The approval for tafinlar is based on a study of 250 previously untreated adult patients with BRAF V600E gene mutation-positive metastatic or unresectable melanoma. Patients were randomly assigned to receive tafinlar or the chemotherapy drug dacarbazine. The study demonstrated a statistically significant increase in progression-free survival for patients receiving tafinlar compared with patients taking dacarbazine—median progression-free survival was 5.1 months compared with 2.7 months, respectively.
The most serious side effects reported were: increased risk of cutaneous squamous cell carcinoma, fevers that may be complicated by hypotension, shaking chills, dehydration, kidney failure, and increased blood sugar levels requiring medication. The most common side effects reported in patients receiving the drug were hyperkeratosis, headache, fever, joint pain, non-cancerous skin tumors, hair loss, and hand-foot syndrome.
The approval for mekinist is based on a study of 322 patients with metastatic or unresectable melanoma with the BRAF V600E or V600K gene mutation, who had no more than one prior chemotherapy regimen for advanced or metastatic disease and no prior BRAF or MEK inhibitor treatment. Patients were randomly assigned to receive either mekinist or chemotherapy.
Median progression-free survival in patients treated with mekinist was 4.8 months compared with 1.5 months for the chemotherapy group. Patients who previously used tafinlar or other inhibitors of BRAF did not appear to benefit from mekinist. The most serious side effects reported in patients receiving the drug included heart failure, lung inflammation, skin infections, and loss of vision. Common reported side effects were rash, diarrhea, peripheral edema, and acne-like skin breakouts.
Women of childbearing years should be advised that tafinlar and mekinist carry the potential to cause fetal harm. Men and women should also be advised that both agents also carry the potential to cause infertility.
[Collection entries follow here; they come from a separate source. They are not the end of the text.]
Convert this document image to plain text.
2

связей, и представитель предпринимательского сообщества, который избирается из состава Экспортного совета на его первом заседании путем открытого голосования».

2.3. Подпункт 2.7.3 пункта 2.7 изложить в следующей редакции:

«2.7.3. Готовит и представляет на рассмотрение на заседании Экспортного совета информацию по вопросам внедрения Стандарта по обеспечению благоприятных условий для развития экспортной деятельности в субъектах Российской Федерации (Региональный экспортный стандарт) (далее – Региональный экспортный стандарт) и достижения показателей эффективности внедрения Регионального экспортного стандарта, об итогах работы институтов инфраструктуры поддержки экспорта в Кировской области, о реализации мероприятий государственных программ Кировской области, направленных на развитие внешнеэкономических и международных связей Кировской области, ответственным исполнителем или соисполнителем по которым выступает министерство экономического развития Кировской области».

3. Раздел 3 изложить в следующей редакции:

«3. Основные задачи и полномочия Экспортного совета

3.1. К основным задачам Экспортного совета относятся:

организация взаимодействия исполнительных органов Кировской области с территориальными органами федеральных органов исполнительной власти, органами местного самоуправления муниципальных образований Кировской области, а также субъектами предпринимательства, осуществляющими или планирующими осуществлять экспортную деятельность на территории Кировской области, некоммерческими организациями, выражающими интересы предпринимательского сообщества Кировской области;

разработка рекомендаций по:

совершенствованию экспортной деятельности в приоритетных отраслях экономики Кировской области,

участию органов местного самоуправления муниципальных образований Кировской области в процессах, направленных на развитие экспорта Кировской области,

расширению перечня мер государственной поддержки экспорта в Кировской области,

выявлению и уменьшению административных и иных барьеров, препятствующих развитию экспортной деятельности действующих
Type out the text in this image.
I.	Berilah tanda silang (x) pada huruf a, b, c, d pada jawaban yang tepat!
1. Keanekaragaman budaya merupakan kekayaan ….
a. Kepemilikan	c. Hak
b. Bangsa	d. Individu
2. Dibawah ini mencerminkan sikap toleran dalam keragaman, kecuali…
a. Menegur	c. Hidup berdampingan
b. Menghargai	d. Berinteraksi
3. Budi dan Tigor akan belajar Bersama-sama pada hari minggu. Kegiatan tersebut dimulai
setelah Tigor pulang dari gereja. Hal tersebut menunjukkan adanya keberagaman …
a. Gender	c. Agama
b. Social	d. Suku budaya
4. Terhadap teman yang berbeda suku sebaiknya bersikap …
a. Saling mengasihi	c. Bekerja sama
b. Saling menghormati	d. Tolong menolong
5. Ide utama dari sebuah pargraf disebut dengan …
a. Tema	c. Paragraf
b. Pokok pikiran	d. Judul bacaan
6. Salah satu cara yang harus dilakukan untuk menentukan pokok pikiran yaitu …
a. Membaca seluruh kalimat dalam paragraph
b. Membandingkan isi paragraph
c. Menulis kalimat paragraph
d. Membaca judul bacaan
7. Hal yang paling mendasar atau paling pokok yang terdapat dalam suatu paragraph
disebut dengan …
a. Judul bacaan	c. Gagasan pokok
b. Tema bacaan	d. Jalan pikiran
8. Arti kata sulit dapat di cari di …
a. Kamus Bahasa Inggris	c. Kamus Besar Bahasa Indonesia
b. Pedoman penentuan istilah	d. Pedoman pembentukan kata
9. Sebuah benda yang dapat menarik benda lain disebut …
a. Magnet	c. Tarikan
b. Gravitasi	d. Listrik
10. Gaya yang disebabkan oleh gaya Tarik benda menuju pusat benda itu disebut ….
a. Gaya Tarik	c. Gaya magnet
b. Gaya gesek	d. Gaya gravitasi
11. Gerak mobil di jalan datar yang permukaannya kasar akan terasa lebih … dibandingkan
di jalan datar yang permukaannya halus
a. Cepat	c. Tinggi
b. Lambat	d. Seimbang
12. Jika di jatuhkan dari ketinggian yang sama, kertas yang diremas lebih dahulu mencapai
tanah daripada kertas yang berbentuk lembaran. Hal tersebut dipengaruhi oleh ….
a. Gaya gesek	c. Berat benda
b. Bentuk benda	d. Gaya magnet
The FDA's approval of the THxID BRAF test is based on data from clinical studies that support the tafinlar and mekinist approvals. Samples of patients' melanoma tissue were collected to test for the mutation.
Both drugs are marketed by GlaxoSmithKline. The THxID BRAF Kit is manufactured by bioMérieux of Grenoble, France.
Tim Turnham, Executive Director of the Melanoma Research Foundation, said in a statement that the organization celebrates the approvals, as there is a dire need for new treatment options for people with the disease. “This is positive news for the melanoma community. We still have much work to do in terms of providing additional treatments for people fighting advanced melanoma, but this is an important step forward.”